Is anyone still there? Let's put on a show!

Other than taking care of Sawyer, what have I been up to? I've been reading Alan Turing: The Enigma, Andrew Hodges' excellent biography of Alan Turing. My brain was full of things to blog about but then I had to wake up at three in the morning to change Sawyer, and now I've forgotten most of them. Here's a good one, though: When Alan was a child, his parents (who were living in India) sent him and his older brother to live with a Col. and Mrs. Ward in England. It happened that living across the street was H. Rider Haggard, author of King Solomon's Mines. Once, Alan found a diamond-and-sapphire ring that belonged to Lady Haggard; she rewarded him with two shillings. Does this not sound like the start of a Tim Powers novel?

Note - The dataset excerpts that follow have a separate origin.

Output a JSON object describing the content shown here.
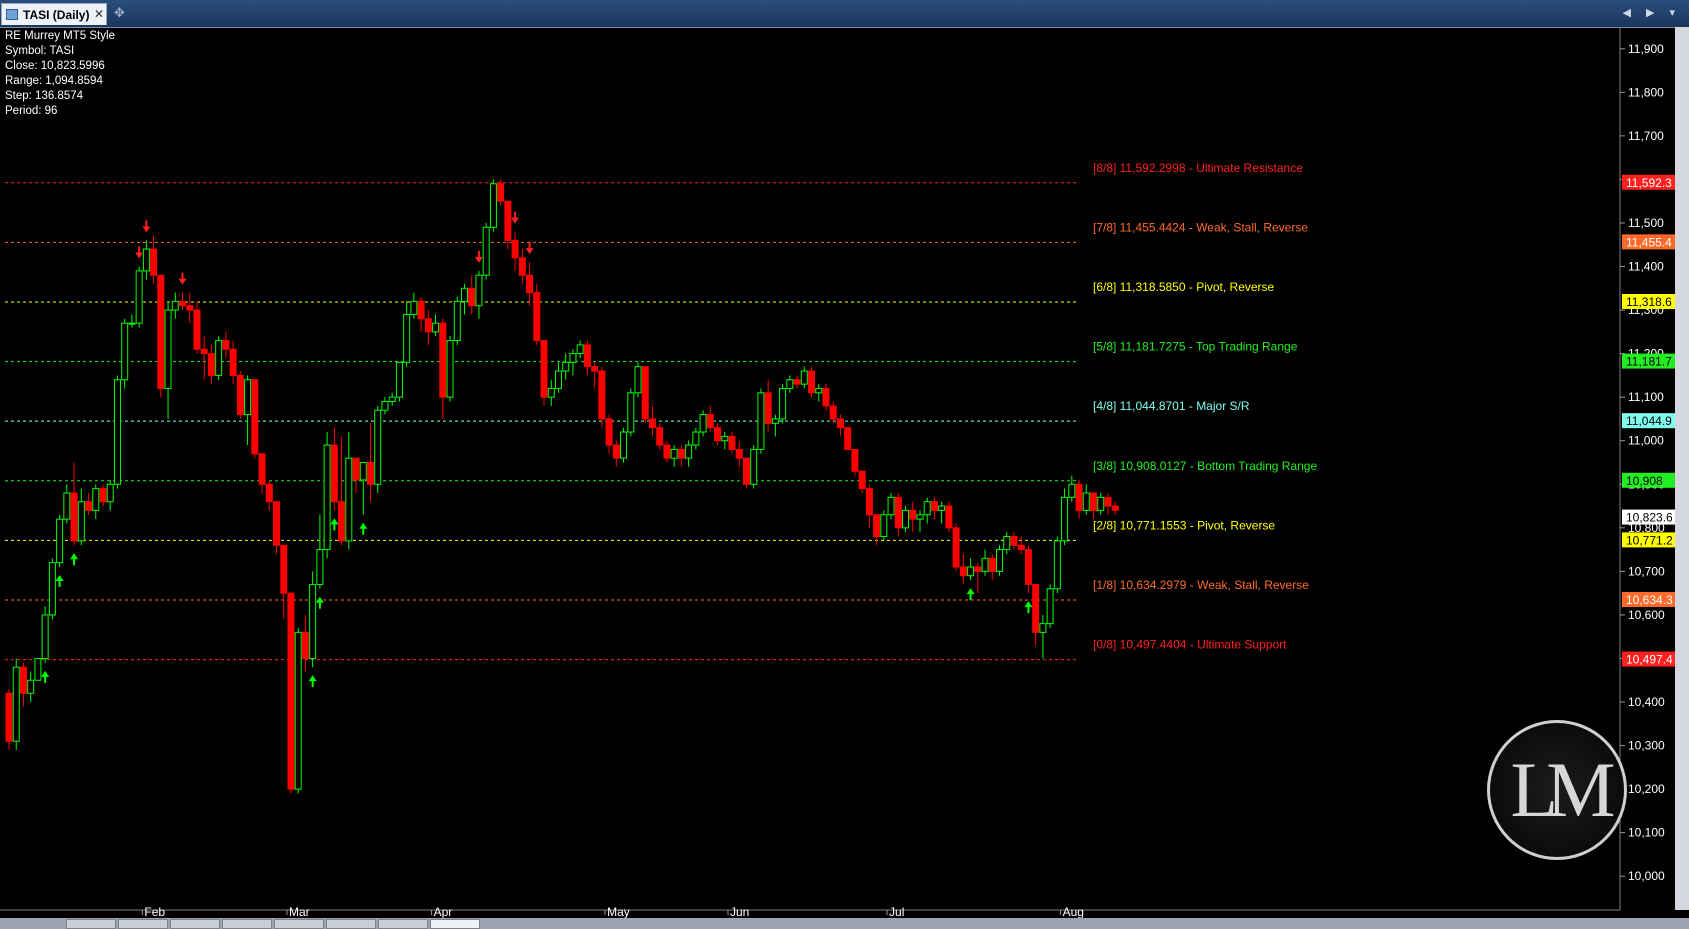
{
  "window": {
    "tab_title": "TASI (Daily)",
    "close_glyph": "✕",
    "pin_icon": "pin-icon",
    "controls": "◀ ▶ ▾"
  },
  "info": {
    "study": "RE Murrey MT5 Style",
    "symbol": "Symbol: TASI",
    "close": "Close: 10,823.5996",
    "range": "Range: 1,094.8594",
    "step": "Step: 136.8574",
    "period": "Period: 96"
  },
  "logo": {
    "text": "LM"
  },
  "chart_data": {
    "type": "candlestick",
    "ylim": [
      9950,
      11950
    ],
    "y_ticks": [
      "10,000",
      "10,100",
      "10,200",
      "10,300",
      "10,400",
      "10,500",
      "10,600",
      "10,700",
      "10,800",
      "10,900",
      "11,000",
      "11,100",
      "11,200",
      "11,300",
      "11,400",
      "11,500",
      "11,600",
      "11,700",
      "11,800",
      "11,900"
    ],
    "x_labels": [
      "Feb",
      "Mar",
      "Apr",
      "May",
      "Jun",
      "Jul",
      "Aug"
    ],
    "x_label_index": [
      19,
      39,
      59,
      83,
      100,
      122,
      146
    ],
    "current_price": {
      "label": "10,823.6",
      "value": 10823.5996
    },
    "murrey_levels": [
      {
        "name": "8/8",
        "value": 11592.2998,
        "text": "[8/8] 11,592.2998 - Ultimate Resistance",
        "axis_label": "11,592.3",
        "color": "#ff2020"
      },
      {
        "name": "7/8",
        "value": 11455.4424,
        "text": "[7/8] 11,455.4424 - Weak, Stall, Reverse",
        "axis_label": "11,455.4",
        "color": "#ff6a2a"
      },
      {
        "name": "6/8",
        "value": 11318.585,
        "text": "[6/8] 11,318.5850 - Pivot, Reverse",
        "axis_label": "11,318.6",
        "color": "#ffff00"
      },
      {
        "name": "5/8",
        "value": 11181.7275,
        "text": "[5/8] 11,181.7275 - Top Trading Range",
        "axis_label": "11,181.7",
        "color": "#22ee22"
      },
      {
        "name": "4/8",
        "value": 11044.8701,
        "text": "[4/8] 11,044.8701 - Major S/R",
        "axis_label": "11,044.9",
        "color": "#7fffee"
      },
      {
        "name": "3/8",
        "value": 10908.0127,
        "text": "[3/8] 10,908.0127 - Bottom Trading Range",
        "axis_label": "10,908",
        "color": "#22ee22"
      },
      {
        "name": "2/8",
        "value": 10771.1553,
        "text": "[2/8] 10,771.1553 - Pivot, Reverse",
        "axis_label": "10,771.2",
        "color": "#ffff00"
      },
      {
        "name": "1/8",
        "value": 10634.2979,
        "text": "[1/8] 10,634.2979 - Weak, Stall, Reverse",
        "axis_label": "10,634.3",
        "color": "#ff6a2a"
      },
      {
        "name": "0/8",
        "value": 10497.4404,
        "text": "[0/8] 10,497.4404 - Ultimate Support",
        "axis_label": "10,497.4",
        "color": "#ff2020"
      }
    ],
    "candles": [
      [
        10420,
        10430,
        10290,
        10310
      ],
      [
        10310,
        10500,
        10290,
        10480
      ],
      [
        10480,
        10490,
        10390,
        10420
      ],
      [
        10420,
        10470,
        10400,
        10450
      ],
      [
        10450,
        10500,
        10490,
        10500
      ],
      [
        10500,
        10620,
        10490,
        10600
      ],
      [
        10600,
        10730,
        10590,
        10720
      ],
      [
        10720,
        10830,
        10710,
        10820
      ],
      [
        10820,
        10900,
        10810,
        10880
      ],
      [
        10880,
        10950,
        10760,
        10770
      ],
      [
        10770,
        10890,
        10760,
        10860
      ],
      [
        10860,
        10880,
        10830,
        10840
      ],
      [
        10840,
        10900,
        10820,
        10890
      ],
      [
        10890,
        10900,
        10850,
        10860
      ],
      [
        10860,
        10910,
        10840,
        10900
      ],
      [
        10900,
        11150,
        10890,
        11140
      ],
      [
        11140,
        11280,
        11120,
        11270
      ],
      [
        11270,
        11290,
        11260,
        11270
      ],
      [
        11270,
        11400,
        11260,
        11390
      ],
      [
        11390,
        11460,
        11370,
        11440
      ],
      [
        11440,
        11470,
        11360,
        11380
      ],
      [
        11380,
        11340,
        11100,
        11120
      ],
      [
        11120,
        11320,
        11050,
        11300
      ],
      [
        11300,
        11340,
        11280,
        11320
      ],
      [
        11320,
        11340,
        11300,
        11310
      ],
      [
        11310,
        11340,
        11270,
        11300
      ],
      [
        11300,
        11320,
        11200,
        11210
      ],
      [
        11210,
        11240,
        11140,
        11200
      ],
      [
        11200,
        11220,
        11130,
        11150
      ],
      [
        11150,
        11240,
        11140,
        11230
      ],
      [
        11230,
        11250,
        11190,
        11210
      ],
      [
        11210,
        11230,
        11130,
        11150
      ],
      [
        11150,
        11160,
        11050,
        11060
      ],
      [
        11060,
        11150,
        10990,
        11140
      ],
      [
        11140,
        11140,
        10960,
        10970
      ],
      [
        10970,
        10950,
        10880,
        10900
      ],
      [
        10900,
        10910,
        10840,
        10860
      ],
      [
        10860,
        10850,
        10740,
        10760
      ],
      [
        10760,
        10710,
        10590,
        10650
      ],
      [
        10650,
        10350,
        10190,
        10200
      ],
      [
        10200,
        10570,
        10190,
        10560
      ],
      [
        10560,
        10600,
        10470,
        10500
      ],
      [
        10500,
        10700,
        10480,
        10670
      ],
      [
        10670,
        10830,
        10660,
        10750
      ],
      [
        10750,
        11020,
        10730,
        10990
      ],
      [
        10990,
        11030,
        10840,
        10860
      ],
      [
        10860,
        11010,
        10760,
        10770
      ],
      [
        10770,
        11020,
        10750,
        10960
      ],
      [
        10960,
        10950,
        10880,
        10910
      ],
      [
        10910,
        10950,
        10830,
        10950
      ],
      [
        10950,
        11040,
        10860,
        10900
      ],
      [
        10900,
        11080,
        10880,
        11070
      ],
      [
        11070,
        11100,
        11060,
        11090
      ],
      [
        11090,
        11110,
        11080,
        11100
      ],
      [
        11100,
        11180,
        11090,
        11180
      ],
      [
        11180,
        11320,
        11170,
        11290
      ],
      [
        11290,
        11340,
        11280,
        11320
      ],
      [
        11320,
        11330,
        11250,
        11280
      ],
      [
        11280,
        11300,
        11220,
        11250
      ],
      [
        11250,
        11290,
        11240,
        11270
      ],
      [
        11270,
        11280,
        11050,
        11100
      ],
      [
        11100,
        11240,
        11090,
        11230
      ],
      [
        11230,
        11330,
        11220,
        11320
      ],
      [
        11320,
        11360,
        11290,
        11350
      ],
      [
        11350,
        11380,
        11290,
        11310
      ],
      [
        11310,
        11390,
        11280,
        11380
      ],
      [
        11380,
        11500,
        11370,
        11490
      ],
      [
        11490,
        11600,
        11480,
        11590
      ],
      [
        11590,
        11600,
        11540,
        11550
      ],
      [
        11550,
        11500,
        11440,
        11460
      ],
      [
        11460,
        11480,
        11390,
        11420
      ],
      [
        11420,
        11440,
        11360,
        11380
      ],
      [
        11380,
        11410,
        11310,
        11340
      ],
      [
        11340,
        11360,
        11220,
        11230
      ],
      [
        11230,
        11210,
        11080,
        11100
      ],
      [
        11100,
        11140,
        11080,
        11120
      ],
      [
        11120,
        11180,
        11110,
        11160
      ],
      [
        11160,
        11200,
        11140,
        11180
      ],
      [
        11180,
        11210,
        11150,
        11200
      ],
      [
        11200,
        11230,
        11190,
        11220
      ],
      [
        11220,
        11230,
        11150,
        11170
      ],
      [
        11170,
        11180,
        11120,
        11160
      ],
      [
        11160,
        11170,
        11030,
        11050
      ],
      [
        11050,
        11060,
        10970,
        10990
      ],
      [
        10990,
        11000,
        10940,
        10960
      ],
      [
        10960,
        11030,
        10950,
        11020
      ],
      [
        11020,
        11120,
        11010,
        11110
      ],
      [
        11110,
        11180,
        11100,
        11170
      ],
      [
        11170,
        11160,
        11040,
        11050
      ],
      [
        11050,
        11080,
        11010,
        11030
      ],
      [
        11030,
        11040,
        10980,
        10990
      ],
      [
        10990,
        11000,
        10950,
        10960
      ],
      [
        10960,
        10990,
        10940,
        10980
      ],
      [
        10980,
        10990,
        10940,
        10960
      ],
      [
        10960,
        11000,
        10940,
        10990
      ],
      [
        10990,
        11030,
        10980,
        11020
      ],
      [
        11020,
        11070,
        11010,
        11060
      ],
      [
        11060,
        11080,
        11020,
        11030
      ],
      [
        11030,
        11040,
        10990,
        11000
      ],
      [
        11000,
        11020,
        10980,
        11010
      ],
      [
        11010,
        11020,
        10970,
        10980
      ],
      [
        10980,
        11000,
        10940,
        10960
      ],
      [
        10960,
        10950,
        10890,
        10900
      ],
      [
        10900,
        10990,
        10890,
        10980
      ],
      [
        10980,
        11120,
        10970,
        11110
      ],
      [
        11110,
        11140,
        11020,
        11040
      ],
      [
        11040,
        11060,
        11010,
        11050
      ],
      [
        11050,
        11130,
        11040,
        11120
      ],
      [
        11120,
        11150,
        11110,
        11140
      ],
      [
        11140,
        11150,
        11120,
        11130
      ],
      [
        11130,
        11170,
        11120,
        11160
      ],
      [
        11160,
        11170,
        11100,
        11110
      ],
      [
        11110,
        11130,
        11090,
        11120
      ],
      [
        11120,
        11130,
        11070,
        11080
      ],
      [
        11080,
        11090,
        11040,
        11050
      ],
      [
        11050,
        11060,
        11010,
        11030
      ],
      [
        11030,
        11020,
        10980,
        10980
      ],
      [
        10980,
        10970,
        10920,
        10930
      ],
      [
        10930,
        10920,
        10880,
        10890
      ],
      [
        10890,
        10900,
        10800,
        10830
      ],
      [
        10830,
        10820,
        10760,
        10780
      ],
      [
        10780,
        10840,
        10770,
        10830
      ],
      [
        10830,
        10880,
        10820,
        10870
      ],
      [
        10870,
        10880,
        10780,
        10800
      ],
      [
        10800,
        10850,
        10790,
        10840
      ],
      [
        10840,
        10860,
        10790,
        10820
      ],
      [
        10820,
        10840,
        10790,
        10830
      ],
      [
        10830,
        10870,
        10810,
        10860
      ],
      [
        10860,
        10870,
        10820,
        10840
      ],
      [
        10840,
        10860,
        10810,
        10850
      ],
      [
        10850,
        10860,
        10790,
        10800
      ],
      [
        10800,
        10810,
        10700,
        10710
      ],
      [
        10710,
        10740,
        10670,
        10690
      ],
      [
        10690,
        10730,
        10680,
        10710
      ],
      [
        10710,
        10720,
        10650,
        10700
      ],
      [
        10700,
        10750,
        10690,
        10730
      ],
      [
        10730,
        10740,
        10680,
        10700
      ],
      [
        10700,
        10760,
        10690,
        10750
      ],
      [
        10750,
        10790,
        10740,
        10780
      ],
      [
        10780,
        10790,
        10750,
        10760
      ],
      [
        10760,
        10780,
        10740,
        10750
      ],
      [
        10750,
        10760,
        10650,
        10670
      ],
      [
        10670,
        10640,
        10530,
        10560
      ],
      [
        10560,
        10600,
        10500,
        10580
      ],
      [
        10580,
        10670,
        10570,
        10660
      ],
      [
        10660,
        10780,
        10650,
        10770
      ],
      [
        10770,
        10890,
        10760,
        10870
      ],
      [
        10870,
        10920,
        10860,
        10900
      ],
      [
        10900,
        10910,
        10820,
        10840
      ],
      [
        10840,
        10900,
        10830,
        10880
      ],
      [
        10880,
        10870,
        10820,
        10840
      ],
      [
        10840,
        10880,
        10830,
        10870
      ],
      [
        10870,
        10880,
        10830,
        10850
      ],
      [
        10850,
        10860,
        10830,
        10840
      ]
    ],
    "markers": [
      {
        "i": 5,
        "dir": "up"
      },
      {
        "i": 7,
        "dir": "up"
      },
      {
        "i": 9,
        "dir": "up"
      },
      {
        "i": 18,
        "dir": "down"
      },
      {
        "i": 19,
        "dir": "down"
      },
      {
        "i": 24,
        "dir": "down"
      },
      {
        "i": 42,
        "dir": "up"
      },
      {
        "i": 43,
        "dir": "up"
      },
      {
        "i": 45,
        "dir": "up"
      },
      {
        "i": 49,
        "dir": "up"
      },
      {
        "i": 65,
        "dir": "down"
      },
      {
        "i": 70,
        "dir": "down"
      },
      {
        "i": 72,
        "dir": "down"
      },
      {
        "i": 133,
        "dir": "up"
      },
      {
        "i": 141,
        "dir": "up"
      }
    ]
  }
}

Also, I just finished Janet Murray's Hamlet on the Holodeck: The Future of Narrative in Cyberspace. It loses points in my book for using the irritating word "cyberspace," and then loses more for not really being about narrative. She seems to equate any kind of interactivity to narrative, a point of view that I think dilutes the importance of structure to narrative. She also seems to ignore the whole realm of enhanced narratives - can software make us better readers of traditional literature? Since I've got a bunch of reactions, I'll start writing up what I think she ought to have said. This is a little unfair, I suppose: one of the reasons I found the book so frustrating is that she clearly has thought about it and has some interesting points to make. But somehow the book never quite delivers the insight or structure it keeps promising.

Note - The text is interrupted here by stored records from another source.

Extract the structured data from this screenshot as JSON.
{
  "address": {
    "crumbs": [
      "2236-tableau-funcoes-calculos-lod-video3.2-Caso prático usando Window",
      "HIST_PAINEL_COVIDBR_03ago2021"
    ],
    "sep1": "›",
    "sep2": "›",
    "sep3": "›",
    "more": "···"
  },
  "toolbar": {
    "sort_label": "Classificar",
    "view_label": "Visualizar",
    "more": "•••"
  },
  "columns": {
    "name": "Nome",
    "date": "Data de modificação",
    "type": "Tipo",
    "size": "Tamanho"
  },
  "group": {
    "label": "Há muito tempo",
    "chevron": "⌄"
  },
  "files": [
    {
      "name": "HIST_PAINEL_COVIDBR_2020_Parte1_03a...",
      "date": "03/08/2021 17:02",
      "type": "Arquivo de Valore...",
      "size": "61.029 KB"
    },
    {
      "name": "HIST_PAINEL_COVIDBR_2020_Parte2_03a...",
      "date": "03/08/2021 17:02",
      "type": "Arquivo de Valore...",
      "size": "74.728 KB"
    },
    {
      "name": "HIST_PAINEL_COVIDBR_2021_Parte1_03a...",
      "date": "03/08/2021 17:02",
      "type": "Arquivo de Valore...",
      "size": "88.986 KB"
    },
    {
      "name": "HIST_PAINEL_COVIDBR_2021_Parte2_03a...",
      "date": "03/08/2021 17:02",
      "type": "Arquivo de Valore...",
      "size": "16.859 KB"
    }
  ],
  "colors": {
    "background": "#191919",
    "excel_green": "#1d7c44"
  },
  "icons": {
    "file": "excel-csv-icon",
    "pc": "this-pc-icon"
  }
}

Here's my favorite part of the book. The "winning" ending of Myst, in which you free Atrus, is really the most boring and unrewarding ending. Worse, it doesn't match the arc of the rest of the game, as you slowly discover just how terrible Sirrus and Achenar really are. The "losing" ending, in which you free one of the brothers only to be imprisoned in the book, is a perfect endcap to the arc, matching the symmetry of how you saw them before. She's exactly right.

Thursday, October 02, 2003

What I've Been Up To

Sorry for the intermittent publishing schedule. I've been up late at night working on my new project.

Sawyer Eliot Timberlake Cohen was born at 2:07 am on September 28, weighing 7 lbs. 10 oz.

I'll get back to a regular blogging schedule in a week or two.